Imagine being a purchasing manager in 1873 looking to buy a series of new office typewriters. There would be Bill from one company and John from another that you probably knew on a personal level who were trying to get your business. There was only so much competition, with businesses being much more difficult to start up, and trying to reach potential customers was a laborious and time intensive job. Good years may have meant a small sale once a week or a bigger sale once a month.

Cue the ringing of a telephone.

With rapid implementation of telephones in businesses in the first half of the 20th century, along with the now archaic phone book, being a salesperson got a little easier. Or at least that’s what many thought. With much easier access to more people in a much shorter period of time, pressure increased on sales to increase sales. After all, a salesperson who wasn’t on the road could talk just as well on the phone as in person, so why not keep them in the office and and “always be closing”?

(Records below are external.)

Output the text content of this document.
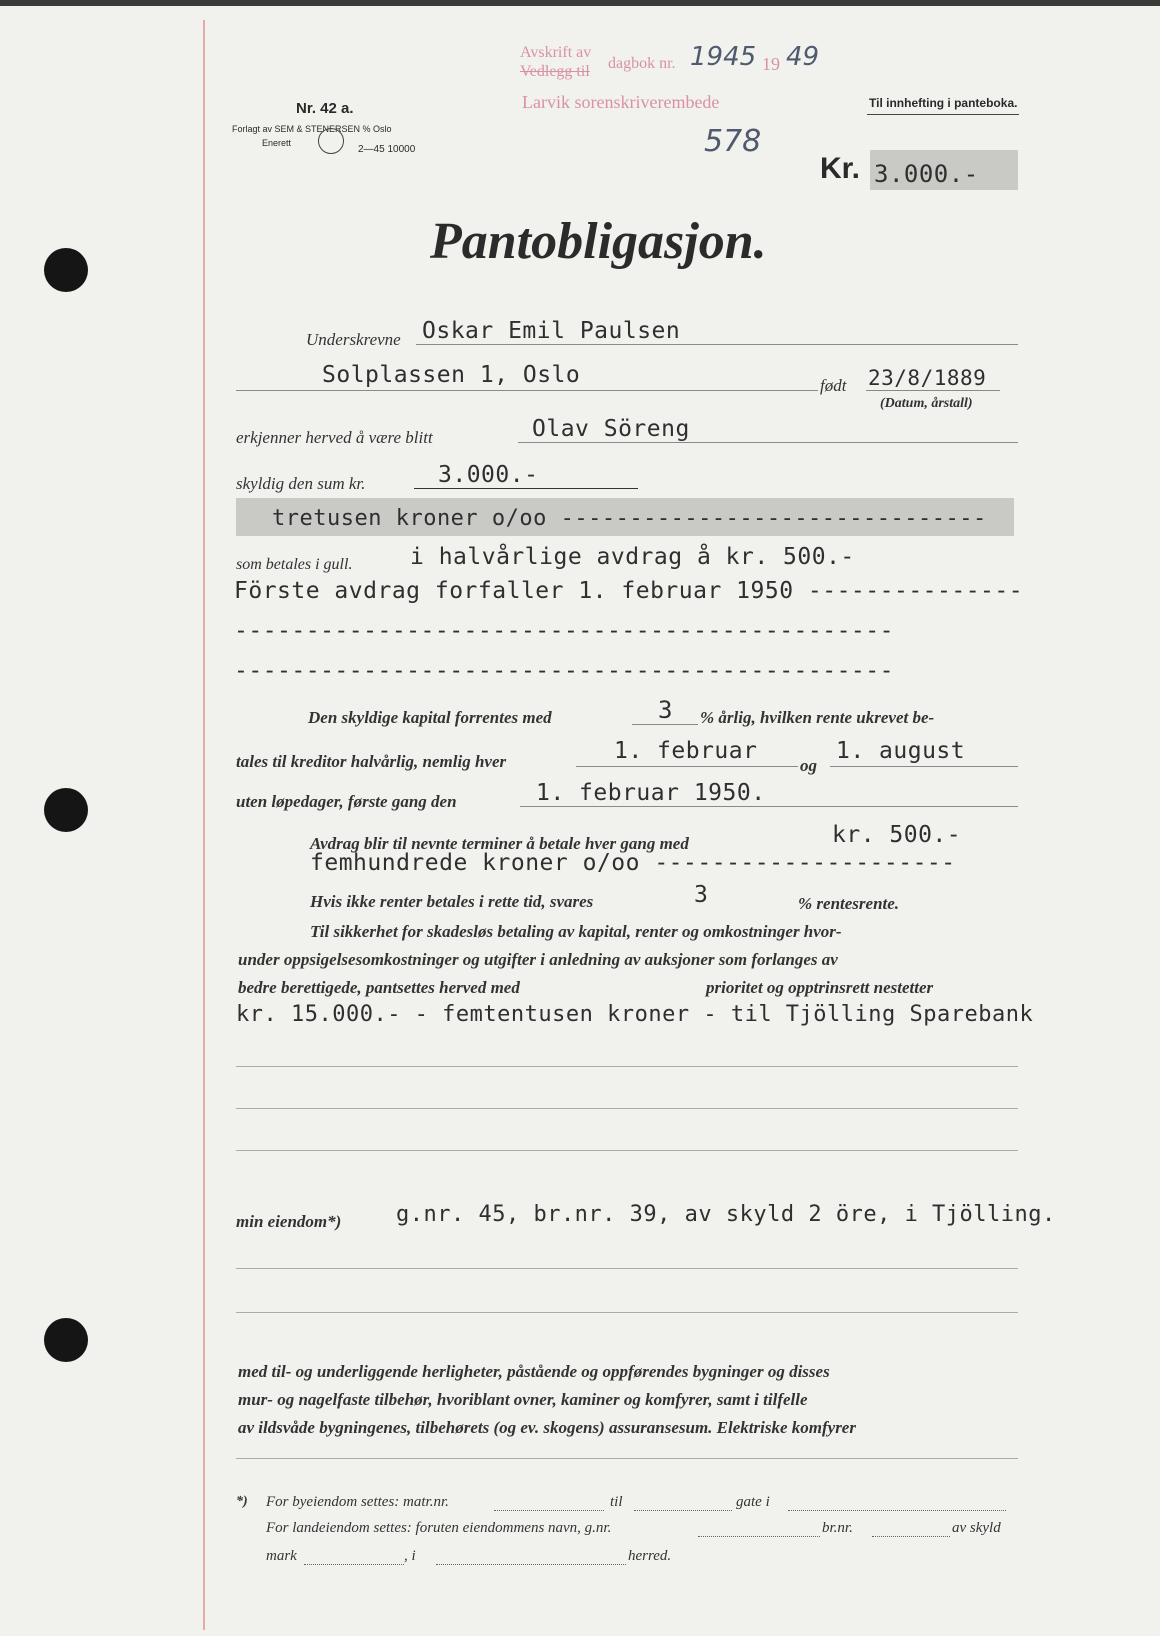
Nr. 42 a.
Forlagt av SEM & STENERSEN % Oslo
Enerett
2—45 10000
Avskrift av
Vedlegg til dagbok nr. 1945 19 49
Larvik sorenskriverembede
578
Til innhefting i panteboka.
Kr. 3.000.-
Pantobligasjon.
Underskrevne Oskar Emil Paulsen
Solplassen 1, Oslo	født 23/8/1889
(Datum, årstall)
erkjenner herved å være blitt	Olav Söreng
skyldig den sum kr.	3.000.-
tretusen kroner o/oo -------------------------------
som betales i gull.	i halvårlige avdrag å kr. 500.-
Förste avdrag forfaller 1. februar 1950 ---------------
----------------------------------------------
----------------------------------------------
Den skyldige kapital forrentes med	3 % årlig, hvilken rente ukrevet be-
tales til kreditor halvårlig, nemlig hver	1. februar
og
1. august
uten løpedager, første gang den	1. februar 1950.
Avdrag blir til nevnte terminer å betale hver gang med	kr. 500.-
femhundrede kroner o/oo ---------------------
Hvis ikke renter betales i rette tid, svares	3	% rentesrente.
Til sikkerhet for skadesløs betaling av kapital, renter og omkostninger hvor-
under oppsigelsesomkostninger og utgifter i anledning av auksjoner som forlanges av
bedre berettigede, pantsettes herved med	prioritet og opptrinsrett nestetter
kr. 15.000.- - femtentusen kroner - til Tjölling Sparebank
min eiendom*) g.nr. 45, br.nr. 39, av skyld 2 öre, i Tjölling.
med til- og underliggende herligheter, påstående og oppførendes bygninger og disses
mur- og nagelfaste tilbehør, hvoriblant ovner, kaminer og komfyrer, samt i tilfelle
av ildsvåde bygningenes, tilbehørets (og ev. skogens) assuransesum. Elektriske komfyrer
*) For byeiendom settes: matr.nr.	til	gate i
For landeiendom settes: foruten eiendommens navn, g.nr.	br.nr.	av skyld
mark	, i	herred.
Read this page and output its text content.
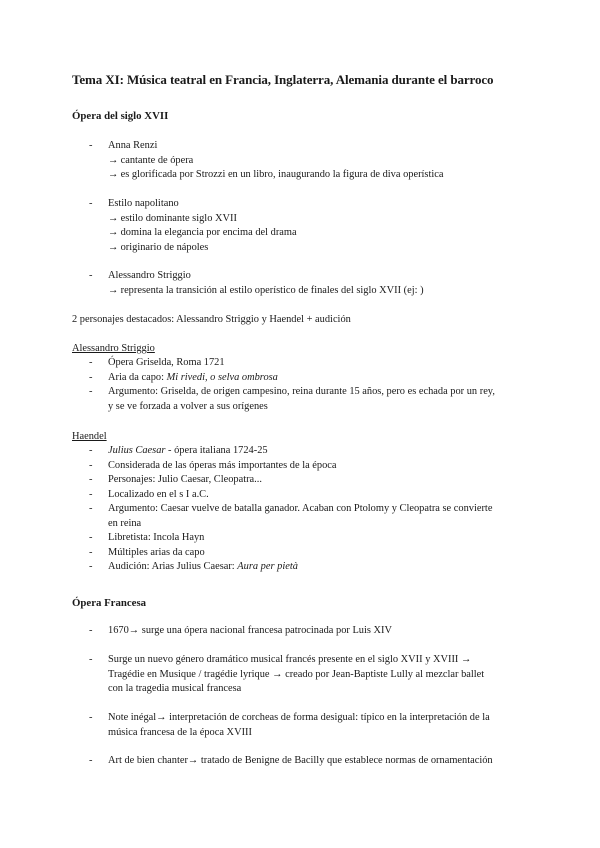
Tema XI: Música teatral en Francia, Inglaterra, Alemania durante el barroco
Ópera del siglo XVII
- Anna Renzi
→ cantante de ópera
→ es glorificada por Strozzi en un libro, inaugurando la figura de diva operística
- Estilo napolitano
→ estilo dominante siglo XVII
→ domina la elegancia por encima del drama
→ originario de nápoles
- Alessandro Striggio
→ representa la transición al estilo operístico de finales del siglo XVII (ej: )
2 personajes destacados: Alessandro Striggio y Haendel + audición
Alessandro Striggio
- Ópera Griselda, Roma 1721
- Aria da capo: Mi rivedi, o selva ombrosa
- Argumento: Griselda, de origen campesino, reina durante 15 años, pero es echada por un rey,
y se ve forzada a volver a sus orígenes
Haendel
- Julius Caesar - ópera italiana 1724-25
- Considerada de las óperas más importantes de la época
- Personajes: Julio Caesar, Cleopatra...
- Localizado en el s I a.C.
- Argumento: Caesar vuelve de batalla ganador. Acaban con Ptolomy y Cleopatra se convierte
en reina
- Libretista: Incola Hayn
- Múltiples arias da capo
- Audición: Arias Julius Caesar: Aura per pietà
Ópera Francesa
- 1670→ surge una ópera nacional francesa patrocinada por Luis XIV
- Surge un nuevo género dramático musical francés presente en el siglo XVII y XVIII →
Tragédie en Musique / tragédie lyrique → creado por Jean-Baptiste Lully al mezclar ballet
con la tragedia musical francesa
- Note inégal→ interpretación de corcheas de forma desigual: típico en la interpretación de la
música francesa de la época XVIII
- Art de bien chanter→ tratado de Benigne de Bacilly que establece normas de ornamentación
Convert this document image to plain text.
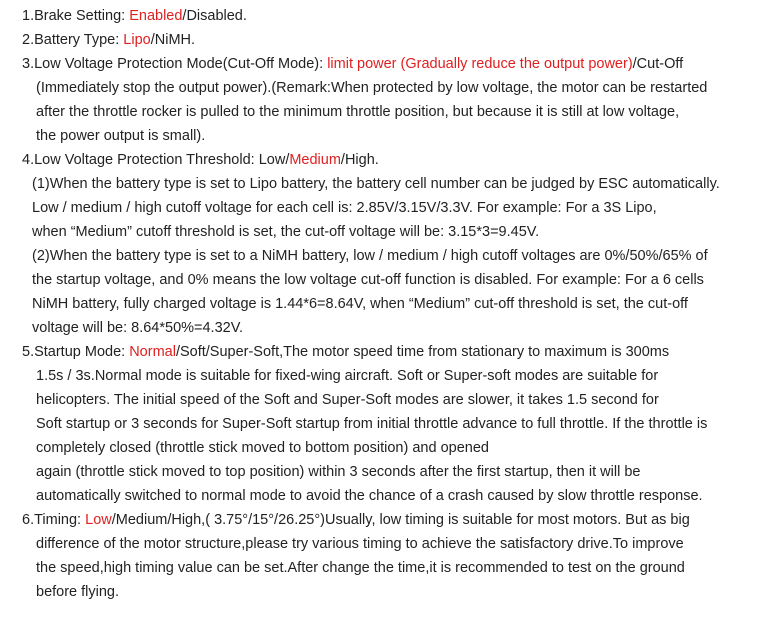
1.Brake Setting: Enabled/Disabled.
2.Battery Type: Lipo/NiMH.
3.Low Voltage Protection Mode(Cut-Off Mode): limit power (Gradually reduce the output power)/Cut-Off
(Immediately stop the output power).(Remark:When protected by low voltage, the motor can be restarted
after the throttle rocker is pulled to the minimum throttle position, but because it is still at low voltage,
the power output is small).
4.Low Voltage Protection Threshold: Low/Medium/High.
(1)When the battery type is set to Lipo battery, the battery cell number can be judged by ESC automatically.
Low / medium / high cutoff voltage for each cell is: 2.85V/3.15V/3.3V. For example: For a 3S Lipo,
when “Medium” cutoff threshold is set, the cut-off voltage will be: 3.15*3=9.45V.
(2)When the battery type is set to a NiMH battery, low / medium / high cutoff voltages are 0%/50%/65% of
the startup voltage, and 0% means the low voltage cut-off function is disabled. For example: For a 6 cells
NiMH battery, fully charged voltage is 1.44*6=8.64V, when “Medium” cut-off threshold is set, the cut-off
voltage will be: 8.64*50%=4.32V.
5.Startup Mode: Normal/Soft/Super-Soft,The motor speed time from stationary to maximum is 300ms
1.5s / 3s.Normal mode is suitable for fixed-wing aircraft. Soft or Super-soft modes are suitable for
helicopters. The initial speed of the Soft and Super-Soft modes are slower, it takes 1.5 second for
Soft startup or 3 seconds for Super-Soft startup from initial throttle advance to full throttle. If the throttle is
completely closed (throttle stick moved to bottom position) and opened
again (throttle stick moved to top position) within 3 seconds after the first startup, then it will be
automatically switched to normal mode to avoid the chance of a crash caused by slow throttle response.
6.Timing: Low/Medium/High,( 3.75°/15°/26.25°)Usually, low timing is suitable for most motors. But as big
difference of the motor structure,please try various timing to achieve the satisfactory drive.To improve
the speed,high timing value can be set.After change the time,it is recommended to test on the ground
before flying.
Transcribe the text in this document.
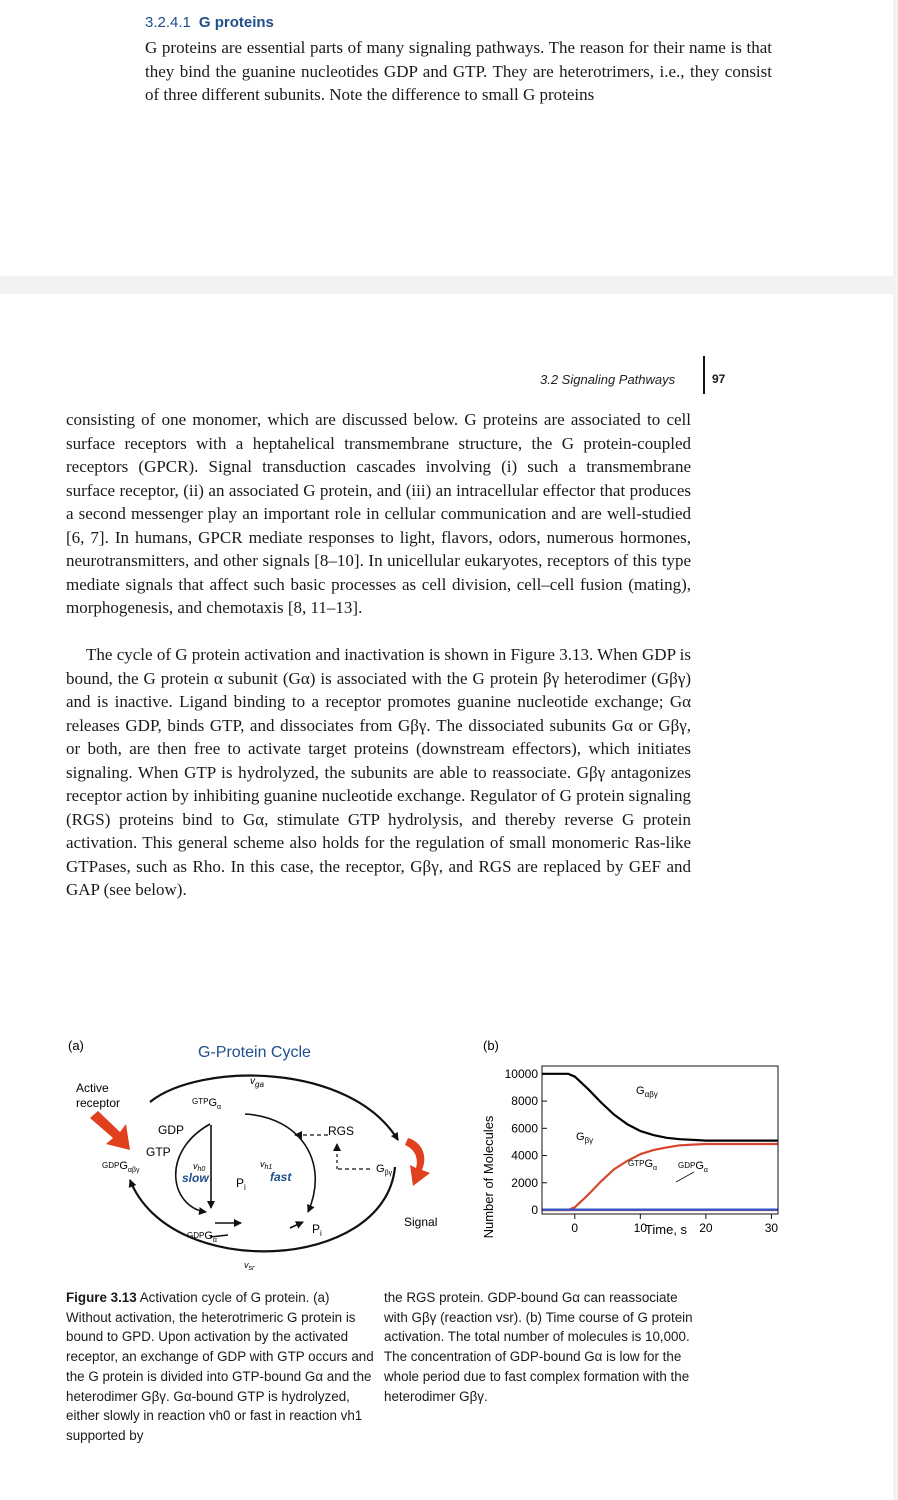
3.2.4.1 G proteins

G proteins are essential parts of many signaling pathways. The reason for their name is that they bind the guanine nucleotides GDP and GTP. They are heterotrimers, i.e., they consist of three different subunits. Note the difference to small G proteins

3.2 Signaling Pathways	97

consisting of one monomer, which are discussed below. G proteins are associated to cell surface receptors with a heptahelical transmembrane structure, the G protein-coupled receptors (GPCR). Signal transduction cascades involving (i) such a transmembrane surface receptor, (ii) an associated G protein, and (iii) an intracellular effector that produces a second messenger play an important role in cellular communication and are well-studied [6, 7]. In humans, GPCR mediate responses to light, flavors, odors, numerous hormones, neurotransmitters, and other signals [8–10]. In unicellular eukaryotes, receptors of this type mediate signals that affect such basic processes as cell division, cell–cell fusion (mating), morphogenesis, and chemotaxis [8, 11–13].

The cycle of G protein activation and inactivation is shown in Figure 3.13. When GDP is bound, the G protein α subunit (Gα) is associated with the G protein βγ heterodimer (Gβγ) and is inactive. Ligand binding to a receptor promotes guanine nucleotide exchange; Gα releases GDP, binds GTP, and dissociates from Gβγ. The dissociated subunits Gα or Gβγ, or both, are then free to activate target proteins (downstream effectors), which initiates signaling. When GTP is hydrolyzed, the subunits are able to reassociate. Gβγ antagonizes receptor action by inhibiting guanine nucleotide exchange. Regulator of G protein signaling (RGS) proteins bind to Gα, stimulate GTP hydrolysis, and thereby reverse G protein activation. This general scheme also holds for the regulation of small monomeric Ras-like GTPases, such as Rho. In this case, the receptor, Gβγ, and RGS are replaced by GEF and GAP (see below).

(a)	G-Protein Cycle
Active
receptor
$v_{ga}$
GTPGα
GDP
GTP
GDPGαβγ	$v_{h0}$
slow $P_i$
$v_{h1}$
fast
RGS
$G_{\beta\gamma}$
$P_i$
Signal
GDPGα
$v_{sr}$
(b)
Number of Molecules	Time, s
0
2000
4000
6000
8000
10000
0	10	20	30
$G_{\alpha\beta\gamma}$
$G_{\beta\gamma}$
GTPGα	GDPGα

Figure 3.13 Activation cycle of G protein. (a) Without activation, the heterotrimeric G protein is bound to GPD. Upon activation by the activated receptor, an exchange of GDP with GTP occurs and the G protein is divided into GTP-bound Gα and the heterodimer Gβγ. Gα-bound GTP is hydrolyzed, either slowly in reaction vh0 or fast in reaction vh1 supported by

the RGS protein. GDP-bound Gα can reassociate with Gβγ (reaction vsr). (b) Time course of G protein activation. The total number of molecules is 10,000. The concentration of GDP-bound Gα is low for the whole period due to fast complex formation with the heterodimer Gβγ.
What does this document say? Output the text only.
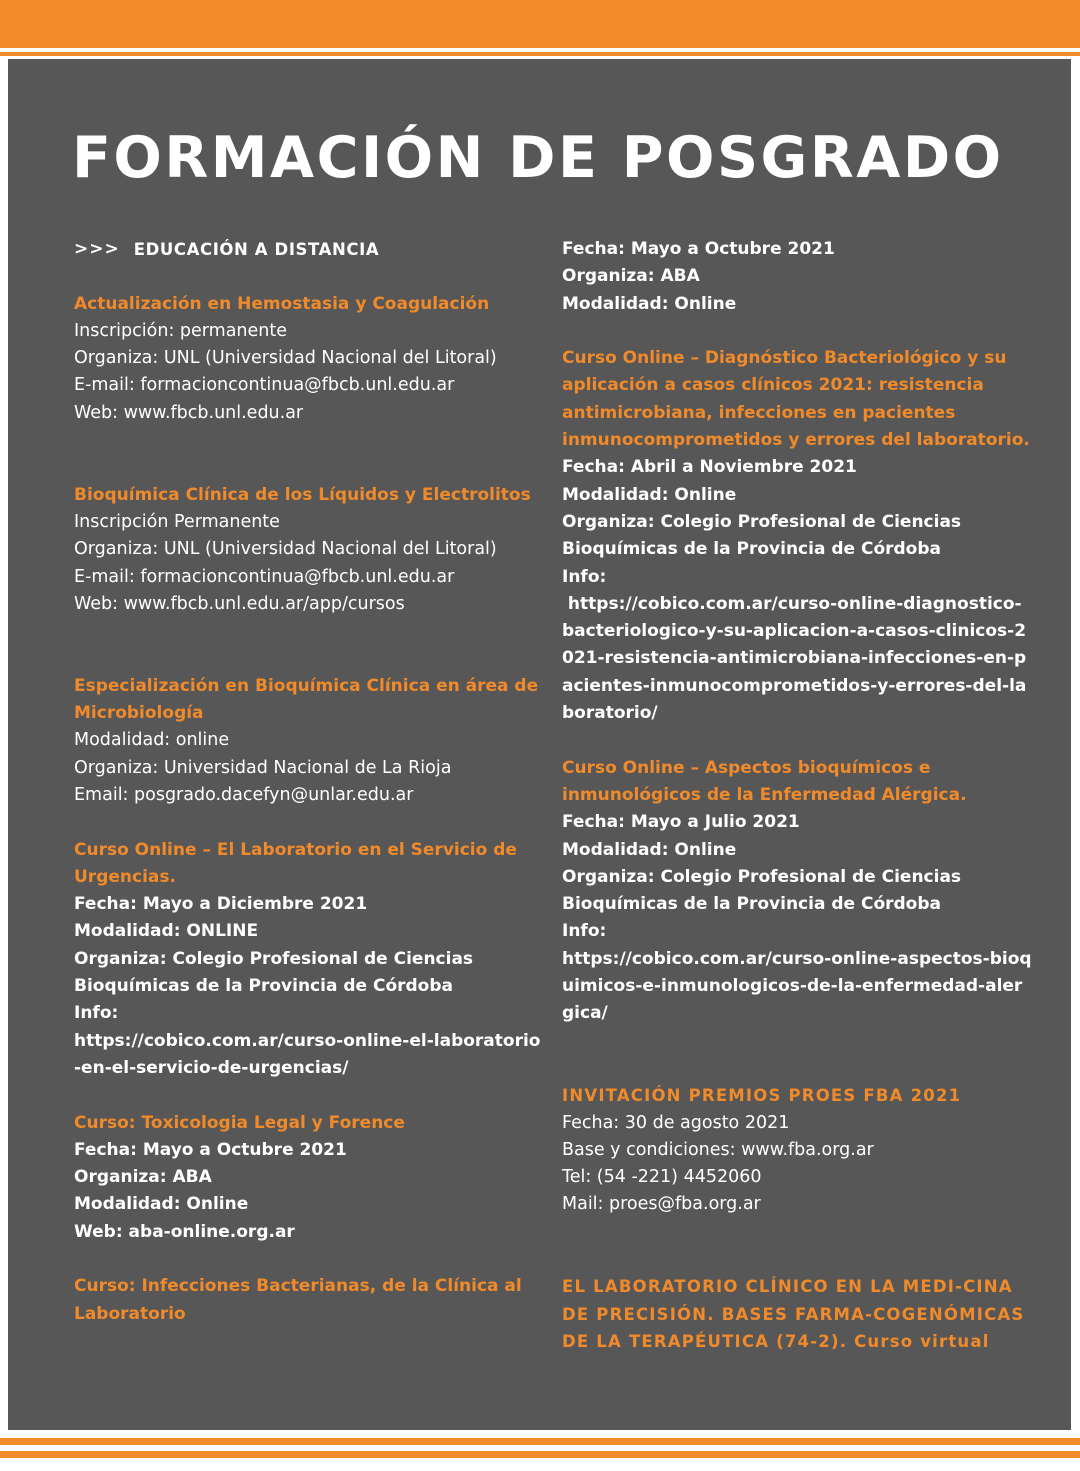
FORMACIÓN DE POSGRADO
>>> EDUCACIÓN A DISTANCIA
Actualización en Hemostasia y Coagulación
Inscripción: permanente
Organiza: UNL (Universidad Nacional del Litoral)
E-mail: formacioncontinua@fbcb.unl.edu.ar
Web: www.fbcb.unl.edu.ar
Bioquímica Clínica de los Líquidos y Electrolitos
Inscripción Permanente
Organiza: UNL (Universidad Nacional del Litoral)
E-mail: formacioncontinua@fbcb.unl.edu.ar
Web: www.fbcb.unl.edu.ar/app/cursos
Especialización en Bioquímica Clínica en área de Microbiología
Modalidad: online
Organiza: Universidad Nacional de La Rioja
Email: posgrado.dacefyn@unlar.edu.ar
Curso Online – El Laboratorio en el Servicio de Urgencias.
Fecha: Mayo a Diciembre 2021
Modalidad: ONLINE
Organiza: Colegio Profesional de Ciencias Bioquímicas de la Provincia de Córdoba
Info:
https://cobico.com.ar/curso-online-el-laboratorio-en-el-servicio-de-urgencias/
Curso: Toxicologia Legal y Forence
Fecha: Mayo a Octubre 2021
Organiza: ABA
Modalidad: Online
Web: aba-online.org.ar
Curso: Infecciones Bacterianas, de la Clínica al Laboratorio
Fecha: Mayo a Octubre 2021
Organiza: ABA
Modalidad: Online
Curso Online – Diagnóstico Bacteriológico y su aplicación a casos clínicos 2021: resistencia antimicrobiana, infecciones en pacientes inmunocomprometidos y errores del laboratorio.
Fecha: Abril a Noviembre 2021
Modalidad: Online
Organiza: Colegio Profesional de Ciencias Bioquímicas de la Provincia de Córdoba
Info:
https://cobico.com.ar/curso-online-diagnostico-bacteriologico-y-su-aplicacion-a-casos-clinicos-2021-resistencia-antimicrobiana-infecciones-en-pacientes-inmunocomprometidos-y-errores-del-laboratorio/
Curso Online – Aspectos bioquímicos e inmunológicos de la Enfermedad Alérgica.
Fecha: Mayo a Julio 2021
Modalidad: Online
Organiza: Colegio Profesional de Ciencias Bioquímicas de la Provincia de Córdoba
Info:
https://cobico.com.ar/curso-online-aspectos-bioquimicos-e-inmunologicos-de-la-enfermedad-alergica/
INVITACIÓN PREMIOS PROES FBA 2021
Fecha: 30 de agosto 2021
Base y condiciones: www.fba.org.ar
Tel: (54 -221) 4452060
Mail: proes@fba.org.ar
EL LABORATORIO CLÍNICO EN LA MEDI-CINA DE PRECISIÓN. BASES FARMA-COGENÓMICAS DE LA TERAPÉUTICA (74-2). Curso virtual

Cue the shrill tone of a dial up modem.

Now obsolete to younger generations, fax machines were the next sales tool in trying to reach a greater amount of people with less effort (note: as much as we think fax machines are now obsolete, almost every major corporation still uses fax and many larger organizations and government offices still won’t accept an email as an official communication method, sadly. Long live the modem dialling concertos). I vividly remembering working at a store whose fax machine would print off an incoming fax advertising sales on office supplies, Alaskan cruises, and retirement homes. While this seems like an even more effective method than a telephone call, I can’t imagine many people were convinced to buy items from a company who was wasting their toner and paper without their permission.

Cue the silence of a router.

We’ve finally reached the final and current phase of the evolution of sales. Welcome to the internet — where ten minutes feel like one and now you’re late to a meeting about responsible workplace internet usage. Everyone has received an email similar to this in the last 20 years: “Dear Sir/Madam, We are A Commpany looking for A Representative In Your Country and We pay top wages $100,000.00 US DOLLARS. We hope YOU contact us For ThiS job offer thank you sir/madam”. While these spam emails are still going around, in the last year many clients of mine, along with me, have received well thought out emails that I’m positive have brought higher response rates.

An effective product website encourages you to make some sort of action. Whether that’s inputting your email to receive a coupon, or to call now to claim your exclusive offer. For example:

Subject: Possible call tomorrow at 10:30 AM

Good afternoon,

I hope this email finds you well. Are you available for a call tomorrow morning at 10:30am to discuss your current marketing strategy?

All the best,

John Doe

The email prompts you to take action, instead of just an informational email, and a number of people I know have been duped by these types of messages. However, it doesn’t take long to hang up on what someone thought was a genuine marketing agency, but instead is someone in a call center overseas. A room that used to be a few buyers and a few sellers has become a few buyers, and thousands of sellers crowding up the room. The pie baking hasn’t kept up with the pace of everyone’s appetite and it only gets harder with the increasing connectivity of the world.

Let me get back to the basics of sales and say that these emails, or any emails, faxes, and most phone calls, are a waste of time. Your best bet to make a sale is to take it back to a century ago. Talk to people, ask what they work in, what services you provide, and see if you can work together or help one another. Once you establish a relationship, then move to technology to communicate wherever needed.

I’ve been in some sort of sales since I discovered the concept of supply & demand in my early teens. I’ve had CRT monitors, a Motorola Razr, and brand new iPhones that I can use to send an email from anywhere in the world. None of that technology brought me a sale on its own.

Did it help? Sure.

What really got me a sale? I took my hand off my mouse, and used it to shake hands instead.